Abdullah tops Afghan presidential vote's 1st count
By Associated Press
Apr 26, 2014 10:05 AM CDT
FILE - In this Saturday, April 5, 2014, file photo, an Afghan election worker counts ballots at a polling station in Jalalabad, east of Kabul, Afghanistan. Afghanistan is to release preliminary results in its crucial presidential election on Saturday, but the results are only one step in a potentially...   (Associated Press)

KABUL, Afghanistan (AP) — Full preliminary results released Saturday in Afghanistan's presidential election show former Foreign Minister Abdullah Abdullah won the most votes but not the majority needed to avoid a runoff.

Abdullah garnered 44.9 percent of the vote, putting him ahead of ex-Finance Minister Ashraf Ghani Ahmadzai, who came in second with 31.5 percent, said the chairman of the Independent Election Commission, Ahmad Yousuf Nouristani.

The preliminary results are to be finalized on May 14 after investigations into fraud complaints. Electoral law requires a runoff between the top two candidates if no one candidate gets a majority. A runoff should be held within 15 days of final results.

The candidates are vying to replace President Hamid Karzai, the only president Afghans have known since the 2001 U.S.-led invasion to topple the Taliban's hard-line Islamic regime.

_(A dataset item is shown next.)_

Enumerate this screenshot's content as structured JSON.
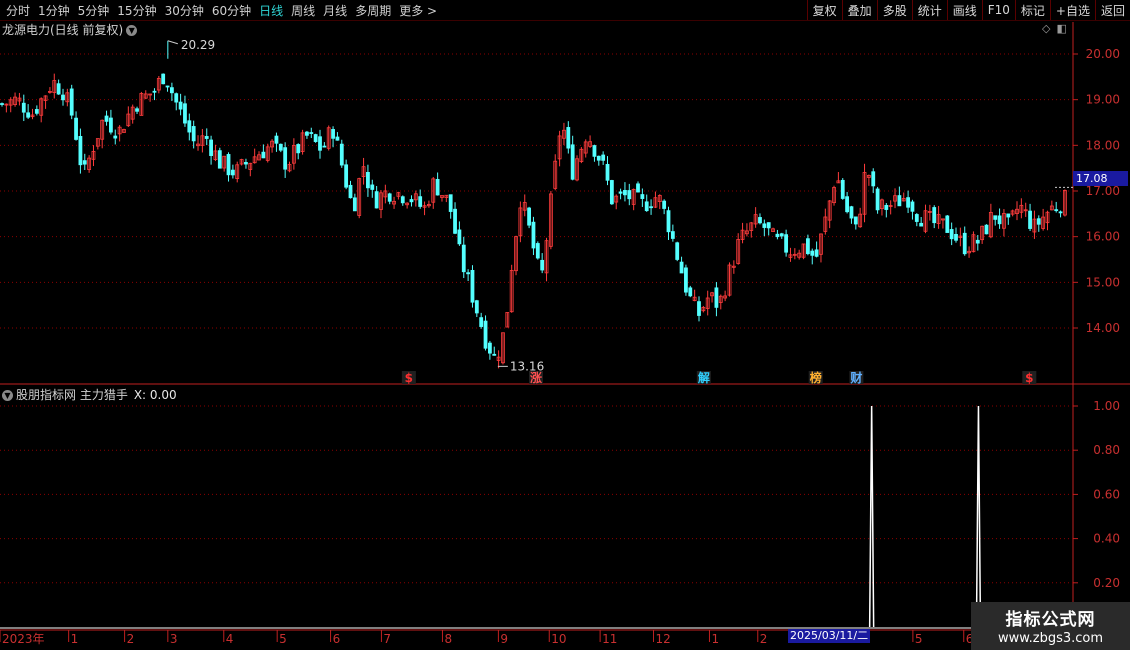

The winner will oversee a tumultuous period as the U.S. and NATO are expected to withdraw most of their troops from Afghanistan by the end of this year. Karzai, whose relations with Washington have sharply deteriorated, was constitutionally barred from running for a third term

Both Abdullah and Ahmadzai have promised a fresh start with the West and have vowed to move ahead a security pact with the U.S. that Karzai has refused to sign. That pact would allow a small force of American soldiers to stay in the country to continue training Afghan army and police to fight the Taliban.

The preliminary results were from a total of 6,892,815 votes counted by the election commission, Nouristani said. He said the election commission was also examining ballots 444 polling stations — potentially representing more than 200,000 votes — because of fraud concerns.